Os Movimentos Sociais são de extrema importância, porque cobram mudanças, reivindicam transformações, mostram quando a povo não está satisfeito com as medidas adotadas por governantes, dirigentes e gestores, além de cobrar medidas, quando necessário, porém os Movimentos Sociais perderam força com o passar do tempo. Os movimentos sociais nos anos 60/80, diferem dos ideais dos movimentos na atualidade.

O individualismo, egoísmo, concorrência desleal, inveja, ambição, alienação imposta pelo avanço tecnológico e no mundo globalizado vem impedindo que pessoas se unam para cooperar, ajudar e reivindicar o bem comum.

Em se tratando da juventude brasileira está tem se mostrado resistente aos processos antidemocráticos instaurados no país. Desde a ditadura militar, até o golpe parlamentar contra a presidente Dilma, o entusiasmo dos estudantes ocupa as ruas em defesa da democracia e pela educação pública, gratuita e de qualidade.

Entender o processo de representação da juventude ao longo de nossa história recente torna-se fundamental para compreender a conformação de novas políticas que colocam o jovem como sujeito capaz de refletir e agir sobre a própria história.

NEI ALBERTO PIES: Como a cultura e o povo carioca construíram um político tão emblemático como Jair Messias Bolsonaro, hoje, nosso presidente da República?

Bolsonaro é o extremo e a cara da elite carioca, que tem medo da democracia, porque esta tem o poder de mudar a face do país.
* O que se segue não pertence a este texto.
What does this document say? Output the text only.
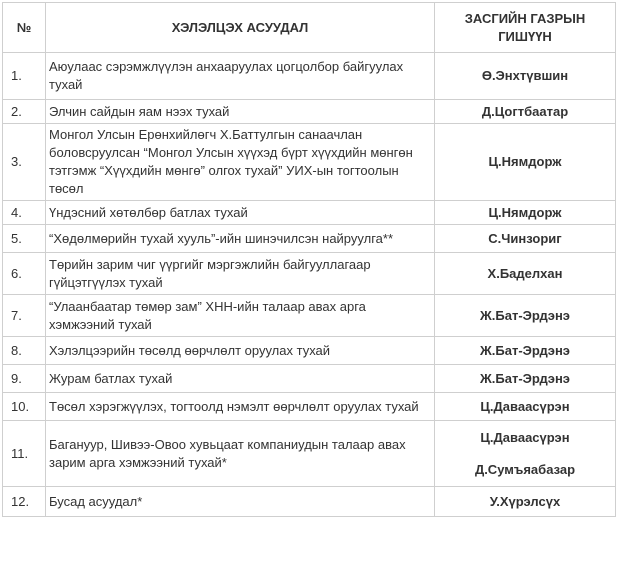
№	ХЭЛЭЛЦЭХ АСУУДАЛ	ЗАСГИЙН ГАЗРЫН
ГИШҮҮН

1.	Аюулаас сэрэмжлүүлэн анхааруулах цогцолбор байгуулах тухай	Ө.Энхтүвшин

2.	Элчин сайдын яам нээх тухай	Д.Цогтбаатар

3.	Монгол Улсын Ерөнхийлөгч Х.Баттулгын санаачлан боловсруулсан “Монгол Улсын хүүхэд бүрт хүүхдийн мөнгөн тэтгэмж “Хүүхдийн мөнгө” олгох тухай” УИХ-ын тогтоолын төсөл	Ц.Нямдорж

4.	Үндэсний хөтөлбөр батлах тухай	Ц.Нямдорж

5.	“Хөдөлмөрийн тухай хууль”-ийн шинэчилсэн найруулга**	С.Чинзориг

6.	Төрийн зарим чиг үүргийг мэргэжлийн байгууллагаар гүйцэтгүүлэх тухай	Х.Баделхан

7.	“Улаанбаатар төмөр зам” ХНН-ийн талаар авах арга хэмжээний тухай	Ж.Бат-Эрдэнэ

8.	Хэлэлцээрийн төсөлд өөрчлөлт оруулах тухай	Ж.Бат-Эрдэнэ

9.	Журам батлах тухай	Ж.Бат-Эрдэнэ

10.	Төсөл хэрэгжүүлэх, тогтоолд нэмэлт өөрчлөлт оруулах тухай	Ц.Даваасүрэн

11.	Багануур, Шивээ-Овоо хувьцаат компаниудын талаар авах зарим арга хэмжээний тухай*	Ц.Даваасүрэн
Д.Сумъяабазар

12.	Бусад асуудал*	У.Хүрэлсүх
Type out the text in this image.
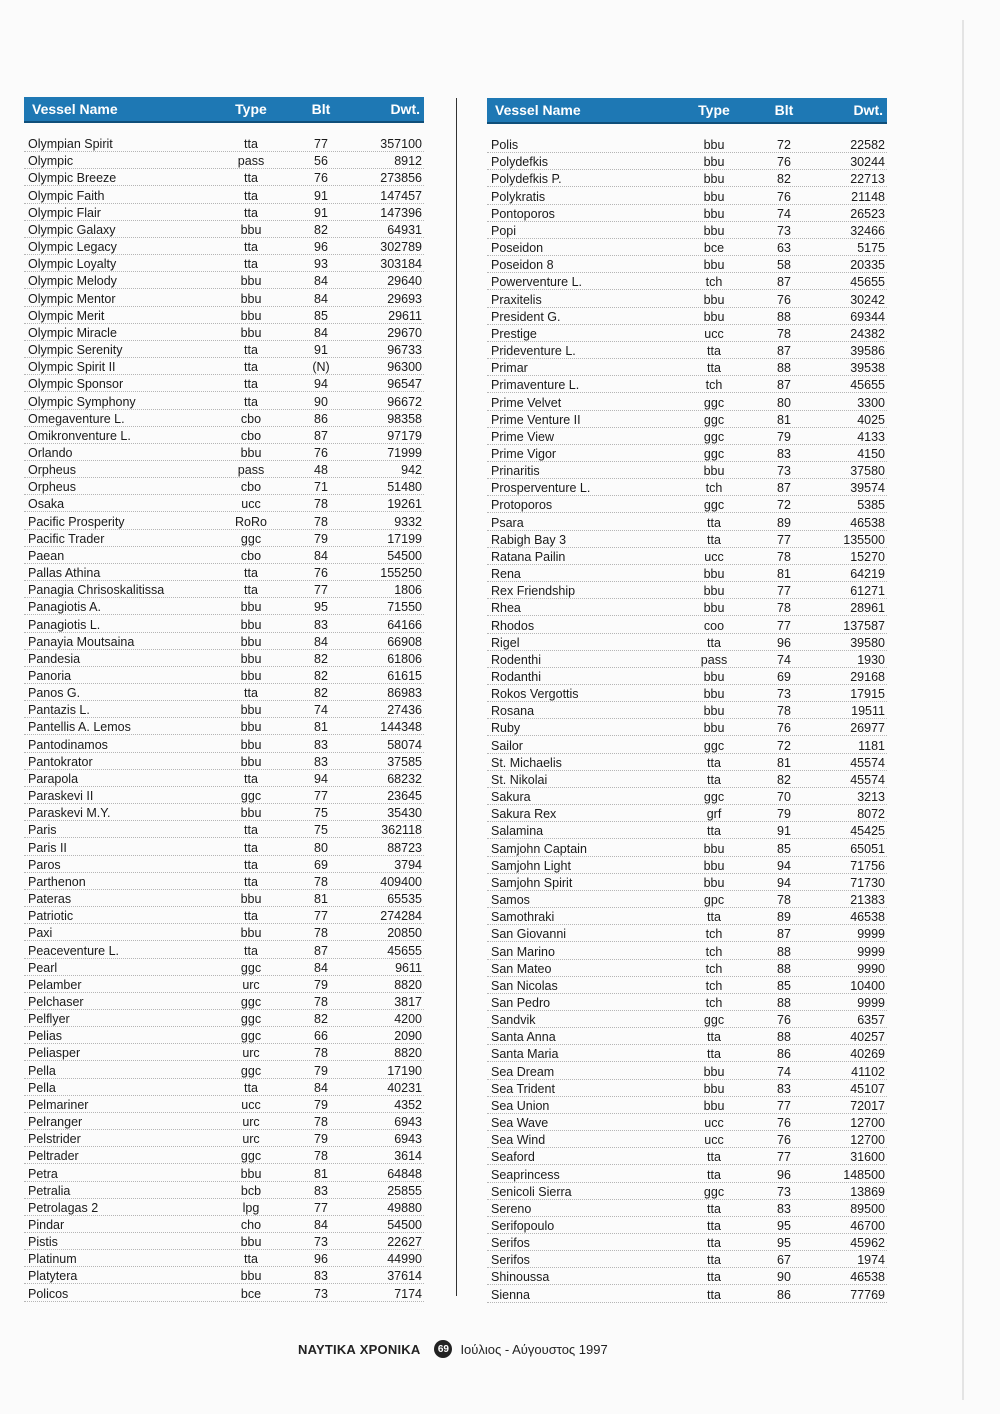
Vessel Name	Type	Blt	Dwt.
Olympian Spirit	tta	77	357100
Olympic	pass	56	8912
Olympic Breeze	tta	76	273856
Olympic Faith	tta	91	147457
Olympic Flair	tta	91	147396
Olympic Galaxy	bbu	82	64931
Olympic Legacy	tta	96	302789
Olympic Loyalty	tta	93	303184
Olympic Melody	bbu	84	29640
Olympic Mentor	bbu	84	29693
Olympic Merit	bbu	85	29611
Olympic Miracle	bbu	84	29670
Olympic Serenity	tta	91	96733
Olympic Spirit II	tta	(N)	96300
Olympic Sponsor	tta	94	96547
Olympic Symphony	tta	90	96672
Omegaventure L.	cbo	86	98358
Omikronventure L.	cbo	87	97179
Orlando	bbu	76	71999
Orpheus	pass	48	942
Orpheus	cbo	71	51480
Osaka	ucc	78	19261
Pacific Prosperity	RoRo	78	9332
Pacific Trader	ggc	79	17199
Paean	cbo	84	54500
Pallas Athina	tta	76	155250
Panagia Chrisoskalitissa	tta	77	1806
Panagiotis A.	bbu	95	71550
Panagiotis L.	bbu	83	64166
Panayia Moutsaina	bbu	84	66908
Pandesia	bbu	82	61806
Panoria	bbu	82	61615
Panos G.	tta	82	86983
Pantazis L.	bbu	74	27436
Pantellis A. Lemos	bbu	81	144348
Pantodinamos	bbu	83	58074
Pantokrator	bbu	83	37585
Parapola	tta	94	68232
Paraskevi II	ggc	77	23645
Paraskevi M.Y.	bbu	75	35430
Paris	tta	75	362118
Paris II	tta	80	88723
Paros	tta	69	3794
Parthenon	tta	78	409400
Pateras	bbu	81	65535
Patriotic	tta	77	274284
Paxi	bbu	78	20850
Peaceventure L.	tta	87	45655
Pearl	ggc	84	9611
Pelamber	urc	79	8820
Pelchaser	ggc	78	3817
Pelflyer	ggc	82	4200
Pelias	ggc	66	2090
Peliasper	urc	78	8820
Pella	ggc	79	17190
Pella	tta	84	40231
Pelmariner	ucc	79	4352
Pelranger	urc	78	6943
Pelstrider	urc	79	6943
Peltrader	ggc	78	3614
Petra	bbu	81	64848
Petralia	bcb	83	25855
Petrolagas 2	lpg	77	49880
Pindar	cho	84	54500
Pistis	bbu	73	22627
Platinum	tta	96	44990
Platytera	bbu	83	37614
Policos	bce	73	7174
Vessel Name	Type	Blt	Dwt.
Polis	bbu	72	22582
Polydefkis	bbu	76	30244
Polydefkis P.	bbu	82	22713
Polykratis	bbu	76	21148
Pontoporos	bbu	74	26523
Popi	bbu	73	32466
Poseidon	bce	63	5175
Poseidon 8	bbu	58	20335
Powerventure L.	tch	87	45655
Praxitelis	bbu	76	30242
President G.	bbu	88	69344
Prestige	ucc	78	24382
Prideventure L.	tta	87	39586
Primar	tta	88	39538
Primaventure L.	tch	87	45655
Prime Velvet	ggc	80	3300
Prime Venture II	ggc	81	4025
Prime View	ggc	79	4133
Prime Vigor	ggc	83	4150
Prinaritis	bbu	73	37580
Prosperventure L.	tch	87	39574
Protoporos	ggc	72	5385
Psara	tta	89	46538
Rabigh Bay 3	tta	77	135500
Ratana Pailin	ucc	78	15270
Rena	bbu	81	64219
Rex Friendship	bbu	77	61271
Rhea	bbu	78	28961
Rhodos	coo	77	137587
Rigel	tta	96	39580
Rodenthi	pass	74	1930
Rodanthi	bbu	69	29168
Rokos Vergottis	bbu	73	17915
Rosana	bbu	78	19511
Ruby	bbu	76	26977
Sailor	ggc	72	1181
St. Michaelis	tta	81	45574
St. Nikolai	tta	82	45574
Sakura	ggc	70	3213
Sakura Rex	grf	79	8072
Salamina	tta	91	45425
Samjohn Captain	bbu	85	65051
Samjohn Light	bbu	94	71756
Samjohn Spirit	bbu	94	71730
Samos	gpc	78	21383
Samothraki	tta	89	46538
San Giovanni	tch	87	9999
San Marino	tch	88	9999
San Mateo	tch	88	9990
San Nicolas	tch	85	10400
San Pedro	tch	88	9999
Sandvik	ggc	76	6357
Santa Anna	tta	88	40257
Santa Maria	tta	86	40269
Sea Dream	bbu	74	41102
Sea Trident	bbu	83	45107
Sea Union	bbu	77	72017
Sea Wave	ucc	76	12700
Sea Wind	ucc	76	12700
Seaford	tta	77	31600
Seaprincess	tta	96	148500
Senicoli Sierra	ggc	73	13869
Sereno	tta	83	89500
Serifopoulo	tta	95	46700
Serifos	tta	95	45962
Serifos	tta	67	1974
Shinoussa	tta	90	46538
Sienna	tta	86	77769
ΝΑΥΤΙΚΑ ΧΡΟΝΙΚΑ	69 Ιούλιος - Αύγουστος 1997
Porque democracia inclui os pobres, gente que a elite do Rio sempre tentou deixar de fora do jogo democrático, basta lembrarmos do Governo Garotinho que fazendo o jogo das elites começou a fazer os chamados piscinão nos bairros periféricos da cidade do Rio de Janeiro, iludindo os pobres destas comunidades de que estava lhes proporcionando lazer mais próximo de casa quando na verdade a única intenção era afastar o que os moradores da zona sul do Rio costuma chamar de suburbanos das praias de Copacabana, Ipanema, Leblon e Barra da Tijuca.

Como lembra o sociólogo Jessé de Souza: “salvo raríssimas exceções, nossa democracia é uma farsa”.

Bolsonaro sempre foi eleito pelo eleitor que vomita conceito de meritocracia sem se dar conta de que na estrutura de poder no Brasil, sempre tiveram mais oportunidades que as classes populares e sua ascensão política também se deu no vácuo do poder que a elite gerou no movimento pelo Impeachment de Dilma.

NEI ALBERTO PIES: Uma frase, um incentivo, um desafio a todos os que ainda acreditam num país mais justo, mais democrático e com mais inclusão social.

Nesses tempos difíceis não podemos deixar que a realidade corroa a alma. Precisamos de atitude, ação. Tomarmos a frente. Ter consciência do momento perigoso que vivemos e não fugir a luta. Pois não há vitória sem luta.